Christopher Columbus gets a lot of flack these days for kickstarting the bloody conquest of the Americas, but one upside to his voyage: cannabis in the New World.
Cannabis first came to America in the form of hemp fiber, writes historian Isaac Campos in the 2012 book "Home Grown: Marijuana and the Origins of Mexico's War on Drugs."
While cannabis evolved out of Central Asia and became dispersed throughout the Old World through its use as a fiber, food, medicine and mood-changer, it was the Age of Exploration that blew weed to the Americas.
"Hemp had become indispensable to shipbuilding, where only flax could rival its utility for the construction of salt-resistant ropes, hawsers, sails and nets," Campos writes.
"Cannabis fiber had thus literally become the stitching of maritime empire. This fact above all helped to further disperse the plant to the New World. It would arrive first in New Spain, where the peculiar structure of Mexican colonial life would guide its historical trajectory, transforming it from an industrial fiber symbolizing imperial expansion and might to a psychoactive medicine rumored to facilitate communication with the devil."
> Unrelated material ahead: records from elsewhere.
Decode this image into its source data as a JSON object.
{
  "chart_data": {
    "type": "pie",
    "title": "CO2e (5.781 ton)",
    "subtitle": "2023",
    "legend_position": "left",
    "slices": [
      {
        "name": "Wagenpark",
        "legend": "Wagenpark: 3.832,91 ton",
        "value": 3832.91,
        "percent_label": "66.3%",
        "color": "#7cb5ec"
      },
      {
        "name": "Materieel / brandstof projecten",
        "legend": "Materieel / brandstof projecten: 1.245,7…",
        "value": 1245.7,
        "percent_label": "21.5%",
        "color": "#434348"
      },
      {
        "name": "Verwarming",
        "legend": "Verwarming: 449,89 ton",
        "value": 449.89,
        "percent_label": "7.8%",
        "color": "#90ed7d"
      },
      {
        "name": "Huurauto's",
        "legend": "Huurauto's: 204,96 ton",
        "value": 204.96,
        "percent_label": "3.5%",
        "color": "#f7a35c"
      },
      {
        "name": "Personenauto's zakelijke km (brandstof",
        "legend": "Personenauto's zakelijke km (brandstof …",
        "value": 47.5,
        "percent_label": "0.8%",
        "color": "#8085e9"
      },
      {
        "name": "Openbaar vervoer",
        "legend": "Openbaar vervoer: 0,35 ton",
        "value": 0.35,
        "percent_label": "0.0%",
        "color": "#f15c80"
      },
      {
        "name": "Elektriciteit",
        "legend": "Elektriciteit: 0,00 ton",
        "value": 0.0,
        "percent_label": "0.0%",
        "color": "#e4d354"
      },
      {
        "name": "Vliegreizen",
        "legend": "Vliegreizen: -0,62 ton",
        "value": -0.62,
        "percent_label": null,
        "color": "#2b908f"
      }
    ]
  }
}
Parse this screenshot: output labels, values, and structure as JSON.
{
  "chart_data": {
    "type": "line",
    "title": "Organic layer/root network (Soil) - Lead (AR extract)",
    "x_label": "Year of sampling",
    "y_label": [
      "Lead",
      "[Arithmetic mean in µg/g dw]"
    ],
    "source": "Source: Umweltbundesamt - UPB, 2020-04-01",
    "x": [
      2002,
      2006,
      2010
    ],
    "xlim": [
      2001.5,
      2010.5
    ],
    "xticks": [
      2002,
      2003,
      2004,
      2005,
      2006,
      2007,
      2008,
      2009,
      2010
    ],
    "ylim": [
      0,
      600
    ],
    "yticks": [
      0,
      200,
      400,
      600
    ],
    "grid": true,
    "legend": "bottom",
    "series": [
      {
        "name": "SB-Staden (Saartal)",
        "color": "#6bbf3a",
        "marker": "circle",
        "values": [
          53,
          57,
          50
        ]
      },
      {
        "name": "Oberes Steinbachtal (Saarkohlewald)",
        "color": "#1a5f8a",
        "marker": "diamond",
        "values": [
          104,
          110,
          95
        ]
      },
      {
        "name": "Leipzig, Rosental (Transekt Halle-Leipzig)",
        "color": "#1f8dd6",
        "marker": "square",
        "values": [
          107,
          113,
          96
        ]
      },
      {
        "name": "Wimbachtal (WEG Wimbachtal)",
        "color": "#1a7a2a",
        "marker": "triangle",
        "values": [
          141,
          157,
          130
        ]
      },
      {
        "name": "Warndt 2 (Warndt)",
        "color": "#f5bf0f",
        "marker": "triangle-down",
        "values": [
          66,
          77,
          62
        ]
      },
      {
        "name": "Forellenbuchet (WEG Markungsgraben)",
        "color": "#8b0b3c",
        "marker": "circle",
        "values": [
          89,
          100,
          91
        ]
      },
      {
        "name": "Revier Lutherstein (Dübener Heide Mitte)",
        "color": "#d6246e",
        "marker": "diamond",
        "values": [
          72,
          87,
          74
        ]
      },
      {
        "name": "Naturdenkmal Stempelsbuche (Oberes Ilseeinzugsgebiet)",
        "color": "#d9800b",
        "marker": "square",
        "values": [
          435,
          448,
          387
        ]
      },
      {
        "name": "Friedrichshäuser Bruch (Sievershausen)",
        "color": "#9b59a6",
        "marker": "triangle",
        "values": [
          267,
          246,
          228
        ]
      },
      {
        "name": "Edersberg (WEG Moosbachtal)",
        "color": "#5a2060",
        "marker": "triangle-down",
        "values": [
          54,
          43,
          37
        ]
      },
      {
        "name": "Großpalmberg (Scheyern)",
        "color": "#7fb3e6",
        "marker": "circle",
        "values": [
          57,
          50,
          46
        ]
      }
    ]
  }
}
Little-known conquistador Pedro Quadrado claims to have first planted pot in the New World in the 1530s. In 1545, the Spanish Crown officially mandated hemp's cultivation in the Americas, stating: "We order the Viceroys and Governors that they mandate the cultivation of hemp and flax in the Indies, and that they get the Indians to apply themselves to this farming and to weaving and spinning flax."
Did they ever. Cannabis was quickly assimilated by the talented Indian physicians of the New World, and later emerged from the countryside under the mysterious name, “marijuana”.